Erik Brockmeijer

Existing platforms nearly always have more than one layer in their memory subsystem. These layers are inserted to bridge the enormous performance, latency and energy consumption gap between the large off-chip memories and the processor. Memory hierarchy layers can contain normal (software controlled) memories or caches. An application has to be mapped efficiently on this memory hierarchy. Often this requires that smaller copies are made from larger data arrays which can be stored in the smaller layers. A sophisticated analysis is required to find the copy possibilities. Then those copies must be selected such that they minimize the miss cost of all the layers globally. This happens most efficiently under software control because a compiler can take a global view. In the case of local memories, copy operations should be explicitly present in the code. However, in the case of hardware controlled caches, the cache controller will make the copies of signals at the moment they are accessed (and the copy is not present in the cache yet).
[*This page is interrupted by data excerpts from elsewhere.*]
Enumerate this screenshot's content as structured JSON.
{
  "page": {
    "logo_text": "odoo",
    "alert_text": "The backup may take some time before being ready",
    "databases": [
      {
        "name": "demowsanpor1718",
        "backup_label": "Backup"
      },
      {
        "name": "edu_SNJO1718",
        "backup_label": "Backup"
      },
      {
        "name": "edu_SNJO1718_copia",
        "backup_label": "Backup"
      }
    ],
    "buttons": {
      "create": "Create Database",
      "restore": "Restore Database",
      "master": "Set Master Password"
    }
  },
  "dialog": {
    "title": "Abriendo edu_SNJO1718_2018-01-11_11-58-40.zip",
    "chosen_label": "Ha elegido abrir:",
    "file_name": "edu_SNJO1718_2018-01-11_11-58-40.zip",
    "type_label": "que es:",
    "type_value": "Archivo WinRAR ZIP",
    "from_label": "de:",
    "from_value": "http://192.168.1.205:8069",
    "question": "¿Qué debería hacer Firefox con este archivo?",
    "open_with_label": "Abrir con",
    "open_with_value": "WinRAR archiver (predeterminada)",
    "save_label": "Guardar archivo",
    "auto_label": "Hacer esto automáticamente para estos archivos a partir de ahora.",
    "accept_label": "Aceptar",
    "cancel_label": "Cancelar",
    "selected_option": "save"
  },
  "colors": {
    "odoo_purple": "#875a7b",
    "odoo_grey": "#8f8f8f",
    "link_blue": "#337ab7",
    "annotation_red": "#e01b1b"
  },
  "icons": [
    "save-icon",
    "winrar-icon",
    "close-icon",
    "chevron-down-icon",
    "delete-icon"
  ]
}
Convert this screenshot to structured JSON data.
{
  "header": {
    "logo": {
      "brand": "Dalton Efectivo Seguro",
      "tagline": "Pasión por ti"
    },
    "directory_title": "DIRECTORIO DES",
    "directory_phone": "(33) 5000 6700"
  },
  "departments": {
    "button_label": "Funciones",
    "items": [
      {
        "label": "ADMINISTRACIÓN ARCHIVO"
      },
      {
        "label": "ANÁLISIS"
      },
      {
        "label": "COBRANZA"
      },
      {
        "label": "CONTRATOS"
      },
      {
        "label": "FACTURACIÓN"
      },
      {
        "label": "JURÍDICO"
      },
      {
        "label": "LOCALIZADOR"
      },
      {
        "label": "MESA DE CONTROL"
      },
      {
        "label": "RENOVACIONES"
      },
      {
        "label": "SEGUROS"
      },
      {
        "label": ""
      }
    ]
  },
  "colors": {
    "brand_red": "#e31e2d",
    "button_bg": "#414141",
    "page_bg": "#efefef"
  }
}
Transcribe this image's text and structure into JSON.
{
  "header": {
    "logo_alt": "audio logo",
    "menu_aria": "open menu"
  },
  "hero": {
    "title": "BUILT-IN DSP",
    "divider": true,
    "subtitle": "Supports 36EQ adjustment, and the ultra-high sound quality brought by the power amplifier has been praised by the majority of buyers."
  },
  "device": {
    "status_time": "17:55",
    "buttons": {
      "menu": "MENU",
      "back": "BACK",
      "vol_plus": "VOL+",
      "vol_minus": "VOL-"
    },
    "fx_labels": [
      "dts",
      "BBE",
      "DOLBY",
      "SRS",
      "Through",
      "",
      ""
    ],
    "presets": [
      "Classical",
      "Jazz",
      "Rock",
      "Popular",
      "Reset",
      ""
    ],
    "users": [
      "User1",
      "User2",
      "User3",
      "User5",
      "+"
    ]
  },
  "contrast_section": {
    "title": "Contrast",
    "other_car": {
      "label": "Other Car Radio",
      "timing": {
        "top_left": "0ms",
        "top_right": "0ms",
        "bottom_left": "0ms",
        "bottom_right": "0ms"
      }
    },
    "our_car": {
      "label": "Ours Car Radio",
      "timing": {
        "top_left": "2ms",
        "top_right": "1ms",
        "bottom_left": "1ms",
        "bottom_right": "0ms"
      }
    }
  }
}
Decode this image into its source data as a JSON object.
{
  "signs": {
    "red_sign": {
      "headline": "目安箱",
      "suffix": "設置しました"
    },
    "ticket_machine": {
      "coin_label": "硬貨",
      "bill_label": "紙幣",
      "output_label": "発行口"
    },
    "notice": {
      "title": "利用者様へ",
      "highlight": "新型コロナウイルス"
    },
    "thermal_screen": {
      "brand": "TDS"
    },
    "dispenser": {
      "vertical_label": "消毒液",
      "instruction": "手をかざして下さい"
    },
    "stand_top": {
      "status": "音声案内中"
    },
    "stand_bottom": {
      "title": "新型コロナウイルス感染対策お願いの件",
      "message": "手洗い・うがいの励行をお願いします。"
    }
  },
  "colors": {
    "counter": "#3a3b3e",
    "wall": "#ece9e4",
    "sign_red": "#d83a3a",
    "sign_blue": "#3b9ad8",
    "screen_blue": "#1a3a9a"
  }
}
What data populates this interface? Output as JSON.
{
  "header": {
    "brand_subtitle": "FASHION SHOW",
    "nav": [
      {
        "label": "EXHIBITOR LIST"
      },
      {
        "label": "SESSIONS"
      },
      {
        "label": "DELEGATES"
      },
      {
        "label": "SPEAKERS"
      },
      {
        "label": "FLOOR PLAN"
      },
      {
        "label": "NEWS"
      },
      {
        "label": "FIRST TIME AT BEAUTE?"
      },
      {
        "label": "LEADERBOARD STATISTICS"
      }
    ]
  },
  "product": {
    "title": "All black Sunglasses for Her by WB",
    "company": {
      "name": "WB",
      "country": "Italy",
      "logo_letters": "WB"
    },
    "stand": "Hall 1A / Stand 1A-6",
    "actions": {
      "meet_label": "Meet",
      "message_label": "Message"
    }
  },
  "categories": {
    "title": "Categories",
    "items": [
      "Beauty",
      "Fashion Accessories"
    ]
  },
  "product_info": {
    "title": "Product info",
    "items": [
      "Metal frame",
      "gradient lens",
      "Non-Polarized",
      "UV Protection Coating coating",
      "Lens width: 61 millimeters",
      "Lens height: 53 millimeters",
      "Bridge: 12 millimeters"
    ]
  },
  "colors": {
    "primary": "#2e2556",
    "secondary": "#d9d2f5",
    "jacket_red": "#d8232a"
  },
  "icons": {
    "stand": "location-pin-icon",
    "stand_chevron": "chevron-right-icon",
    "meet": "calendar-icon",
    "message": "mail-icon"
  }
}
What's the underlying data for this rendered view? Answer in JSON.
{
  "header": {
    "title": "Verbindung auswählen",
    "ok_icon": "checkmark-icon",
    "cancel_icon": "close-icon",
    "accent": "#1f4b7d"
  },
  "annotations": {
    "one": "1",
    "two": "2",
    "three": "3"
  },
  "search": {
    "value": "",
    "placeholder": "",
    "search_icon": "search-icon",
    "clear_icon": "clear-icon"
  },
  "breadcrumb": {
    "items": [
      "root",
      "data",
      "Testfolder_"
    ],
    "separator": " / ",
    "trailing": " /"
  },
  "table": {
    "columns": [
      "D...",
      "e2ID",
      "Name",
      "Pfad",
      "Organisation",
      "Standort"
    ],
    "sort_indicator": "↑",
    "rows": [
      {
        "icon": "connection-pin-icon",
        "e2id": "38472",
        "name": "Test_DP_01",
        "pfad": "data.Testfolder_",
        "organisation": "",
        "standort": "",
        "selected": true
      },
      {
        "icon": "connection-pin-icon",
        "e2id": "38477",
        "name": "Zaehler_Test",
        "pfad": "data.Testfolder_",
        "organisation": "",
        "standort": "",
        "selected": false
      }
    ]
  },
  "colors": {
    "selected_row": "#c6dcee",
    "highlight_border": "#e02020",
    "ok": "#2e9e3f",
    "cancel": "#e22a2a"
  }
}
So the code must be written such that the controller is forced to make the right decision. A further refinement of the application can be obtained by exploiting parallel data accesses to different memories. This is crucial for meeting the real-time constraints with a customized memory organisation without counteracting the memory size and energy budget optimizations achieved by the earlier step. There is not a single solution in mapping to and define a memory subsystem. Many trade offs exist and must be carefully evaluated.

The Phd focuses on exposing the trade offs for the definition and mapping applications to an (existing) memory hierarchy in terms of power, speed and area. Moreover, the required application analysis and exploration will be examined in depth. The goal is to come up with techniques and tools which assist a designer to explore the huge design space.